Charles Ferguson presented his vision of the economic crisis of 2008 in the documentary film Inside Job which became the real sensation in 2010, and it was highly estimated by the ordinary public and by the critics. The secret of the film’s success is in the fact that Charles Ferguson focuses on the financial crisis as the multidimensional phenomenon and vividly discusses all its aspects in detail and with references to the most controversial elements which can seem to be insignificant at first sight, but contribute to developing the whole picture.
Charles Ferguson’s Inside Job is a winner of the Academy Award, and the film is discussed as one of the most successful critical representation of the extreme financial situation which made the population of the whole world be dependent on the process’s development and its dangerous consequences. That is why it is possible to give this documentary film the highest evaluation in five stars because of its currency, acute character, provocative interviews, complexity, completeness of the research, and intriguing conclusions.
The viewer becomes involved in discussing the peculiarities of the financial crisis from the first pictures.

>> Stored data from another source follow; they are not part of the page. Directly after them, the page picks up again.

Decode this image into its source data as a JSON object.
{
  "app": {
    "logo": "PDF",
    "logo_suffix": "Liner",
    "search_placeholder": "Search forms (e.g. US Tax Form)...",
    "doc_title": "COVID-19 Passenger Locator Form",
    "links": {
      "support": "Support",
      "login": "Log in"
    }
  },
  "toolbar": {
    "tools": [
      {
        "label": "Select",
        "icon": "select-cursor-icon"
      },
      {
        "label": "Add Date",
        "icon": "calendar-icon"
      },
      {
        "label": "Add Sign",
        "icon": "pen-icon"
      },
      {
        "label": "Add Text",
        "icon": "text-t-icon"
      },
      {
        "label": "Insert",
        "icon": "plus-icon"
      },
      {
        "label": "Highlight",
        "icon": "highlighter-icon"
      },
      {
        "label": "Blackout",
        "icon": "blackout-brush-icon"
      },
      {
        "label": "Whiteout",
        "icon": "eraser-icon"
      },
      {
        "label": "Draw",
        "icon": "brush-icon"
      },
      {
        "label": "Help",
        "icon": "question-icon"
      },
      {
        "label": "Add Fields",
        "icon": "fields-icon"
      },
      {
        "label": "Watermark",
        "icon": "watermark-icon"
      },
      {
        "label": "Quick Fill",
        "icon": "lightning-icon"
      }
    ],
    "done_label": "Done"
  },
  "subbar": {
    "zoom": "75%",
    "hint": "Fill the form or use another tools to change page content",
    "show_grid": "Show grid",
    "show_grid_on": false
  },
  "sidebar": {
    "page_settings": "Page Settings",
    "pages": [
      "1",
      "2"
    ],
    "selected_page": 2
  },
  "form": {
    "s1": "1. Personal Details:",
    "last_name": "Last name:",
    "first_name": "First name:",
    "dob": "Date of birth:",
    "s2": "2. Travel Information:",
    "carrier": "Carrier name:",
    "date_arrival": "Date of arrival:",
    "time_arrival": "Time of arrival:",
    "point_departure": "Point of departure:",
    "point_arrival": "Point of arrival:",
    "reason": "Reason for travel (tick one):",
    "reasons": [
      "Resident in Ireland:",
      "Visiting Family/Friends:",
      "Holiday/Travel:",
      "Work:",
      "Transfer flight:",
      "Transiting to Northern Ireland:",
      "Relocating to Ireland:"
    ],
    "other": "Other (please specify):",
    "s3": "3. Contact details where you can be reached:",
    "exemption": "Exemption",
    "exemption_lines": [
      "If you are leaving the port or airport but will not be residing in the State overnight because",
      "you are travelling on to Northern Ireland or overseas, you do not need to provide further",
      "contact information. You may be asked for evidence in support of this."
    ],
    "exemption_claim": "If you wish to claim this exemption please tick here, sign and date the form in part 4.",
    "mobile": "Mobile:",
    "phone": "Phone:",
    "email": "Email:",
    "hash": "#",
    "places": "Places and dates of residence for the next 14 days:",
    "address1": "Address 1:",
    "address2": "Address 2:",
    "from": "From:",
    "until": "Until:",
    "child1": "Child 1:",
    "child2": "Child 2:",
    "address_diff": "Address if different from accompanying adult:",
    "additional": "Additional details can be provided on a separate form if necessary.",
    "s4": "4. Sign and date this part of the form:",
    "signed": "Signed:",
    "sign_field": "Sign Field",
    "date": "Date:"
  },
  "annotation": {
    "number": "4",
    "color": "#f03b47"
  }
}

The development of the collapse is presented in detail with paying much attention to its key aspects which can be discussed as the causes of the crisis or as its influential factors.
Ferguson concentrates on the period of deregulation in the USA, on effect of the economic freedom of the enterprises, on the domination of the banks, and as a result, on the following economic absolute recession. All these notions seem to be familiar to the audience, but do all the people know what these processes can mean for the economy of the country?
Some critics can state that Charles Ferguson’s film is rather subjective in its discussion of the issue. Nevertheless, the value of the film is in the director’s unique opinion on the aspects of the financial crisis which are common for the public, but presented from the other, unordinary point of view which is supported by the author’s proper research.
Charles Ferguson is rather provocative in conducting the interviews with the speakers and those economists who were actively involved in the economic depression, and this controversy make the viewers develop their own conclusions.
The situation of the financial crisis is perceived as absolutely real and influential, and such names as Fannie Mae, Freddie Mac, and Lehman Brothers are not only the symbols of the crisis, but the companies in which definite persons worked and became the human objects of the crisis as numbers of the other people who suffered from the economic bubbles and the following collapses.
Charles Ferguson’s Inside Job is worth seeing because a viewer has the opportunity to observe the peculiarities of the great financial crisis of 2008 not only as an abstract economic process but also as the global phenomenon in which the lives of the individuals were involved. The financial crisis is presented is a chain of the personal decisions, but it is impossible to blame one person. Thus, the director states that any economic phenomenon is interdependent with society.